İRAN ile İstanbul’daki görüşmeler iyi geçmedi. Cenevre’de hiç olmazsa yeniden buluşma kararı alınabilmişti.
Ama dün görüşmelere “açık kapı bırakma kararı” ile yetinildi. ABD, Rusya, Çin, Fransa, İngiltere ve Almanya ile masaya oturmadan önce İran, ön koşullarını koyarak bir uzlaşma ihtimalini zaten iyice zayıflatmıştı. Ben İranlı bir yetkili olsaydım, bugün masaya otururken kendimi her zamankinden daha güçlü hissederdim. Lübnan krizi en çok kimin işine yarıyor sorusuna vereceğim yanıt İran olurdu. Hariri suikastıyla ilgili olarak Birleşmiş Milletler tarafından ve Hizbullah’ı suçladığı artık kesin olan raporu açıklama kararı, bölgede uzlaşma arayışlarını iyice zorlaştırdı. Suriye ve Suudi Arabistan geçen hafta Hizbullah ve raporun açıklanması konusunda ısrarcı olan Hariri’nin uzlaşması için devreye girdiler. Katar ve Türkiye de aynı çizgide bir orta yol aradı. Ama İran en başından beri, açıkça rapora ABD ve İsrail’in komplosu damgasını vurdu. Bundan sonra Hizbullah’ın daha güçlü olacağı bir hükümet kurulması gerektiğini telkin etti. Uzlaşma arayaşı içinde olan arabulucular kanadı ne yazık ki başarısız oldular. Babasının katilinin cezalandırılmasını isteyen Hariri ile, tek bir Hizbullah üyesinin bile mahkeme önüne çıkmayacağını söyleyen Hizbullah kanadı arasında, orta yol arayışı sonuç vermedi. Ne Hizbullah geri adım attı ne de Başbakan Hariri. Şimdi Hizbullah’ın arkasında İran, Hariri’nin ise ABD var. Suudi Arabistan da iki günlük gecikme ile yanlış anlaşıldığını Hariri’yi desteklemeye devam ettiklerini açıkladı. Ya Suriye? Suriye İran’dan daha farklı bir konumda. Lübnan’da güçlü bir Hizbullah yönetimi İran’ın işyine gelir ama Suriye için aynı şey değil. Gücünü, ülkedeki diğer unsurlarla paylaşan güçlü Hizbullah hareketinin varlığı Suriye’nin bölgedeki etkinliği açısından daha uygun.

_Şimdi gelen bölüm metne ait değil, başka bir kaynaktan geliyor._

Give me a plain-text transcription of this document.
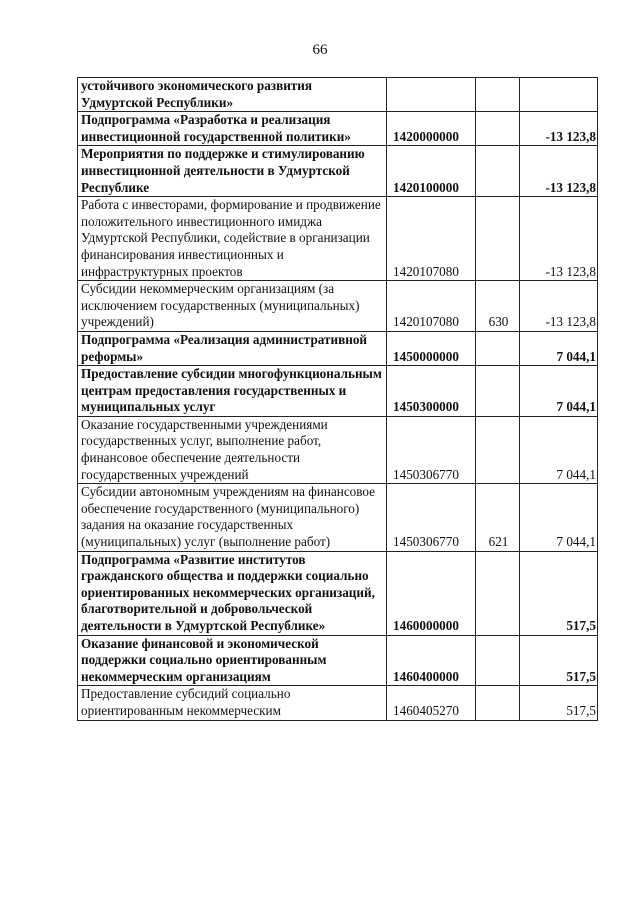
66
устойчивого экономического развития Удмуртской Республики»			
Подпрограмма «Разработка и реализация инвестиционной государственной политики»	1420000000		-13 123,8
Мероприятия по поддержке и стимулированию инвестиционной деятельности в Удмуртской Республике	1420100000		-13 123,8
Работа с инвесторами, формирование и продвижение положительного инвестиционного имиджа Удмуртской Республики, содействие в организации финансирования инвестиционных и инфраструктурных проектов	1420107080		-13 123,8
Субсидии некоммерческим организациям (за исключением государственных (муниципальных) учреждений)	1420107080	630	-13 123,8
Подпрограмма «Реализация административной реформы»	1450000000		7 044,1
Предоставление субсидии многофункциональным центрам предоставления государственных и муниципальных услуг	1450300000		7 044,1
Оказание государственными учреждениями государственных услуг, выполнение работ, финансовое обеспечение деятельности государственных учреждений	1450306770		7 044,1
Субсидии автономным учреждениям на финансовое обеспечение государственного (муниципального) задания на оказание государственных (муниципальных) услуг (выполнение работ)	1450306770	621	7 044,1
Подпрограмма «Развитие институтов гражданского общества и поддержки социально ориентированных некоммерческих организаций, благотворительной и добровольческой деятельности в Удмуртской Республике»	1460000000		517,5
Оказание финансовой и экономической поддержки социально ориентированным некоммерческим организациям	1460400000		517,5
Предоставление субсидий социально ориентированным некоммерческим	1460405270		517,5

LÜBNAN krizinden Hizbullah’ın güçlenerek çıkması İran’ın rolünün daha da güçlenmesi demek olacak. Bu ihtimal bugünlerde Ortadoğu başkentlerinde hesaba katılan en somut veri. Irak’ta seçimlerden sonra etkisini daha da arttıran İran’ın Lübnan’da daha da güçlenmesi ne Suudi Arabistan, ne de Körfez ülkelerinin işine gelir. Mısır’ın da bu ihtimalden hiç hoşlanmadığı kesin. Son yıllarda bölgesel güç iddiası artan ve bölgede daha fazla görülür hale gelen Türkiye açısından da farklı değil.
ÇATIŞMA riski, sadece Ortadoğu’yu değil Batı’yı da endişelendiriyor. Velid Canbolat’ın Lübnan Parlametosu’nda kilit parti olarak ağırlığını Hizbullah’tan yana koyması önümüzdeki günlerde gerginliğin tırmanacağını gösteriyor. ABD ve Batı karşısında sadece bölgedeki Şiilerin değil geniş kitlelerin desteğini arkasına alan İran, bölgesel pazarlıklarda elindeki kozların değerini arttırdığından, şimdi nükleer kriz masasında daha rahat. İstanbul görüşmelerinde sonuç alınamaması, yeni yaptırımları gündeme getirebilir deniyor. Ama acaba Rusya ve Çin Haziran’daki desteği verecekler mi? Verseler bile yaptırım silahının etkisinden söz etmek mümkün mü? Dünkü toplantının ardından Ahmedinejad yönetimi eve “zaferle” döndü demek yanlış olmaz.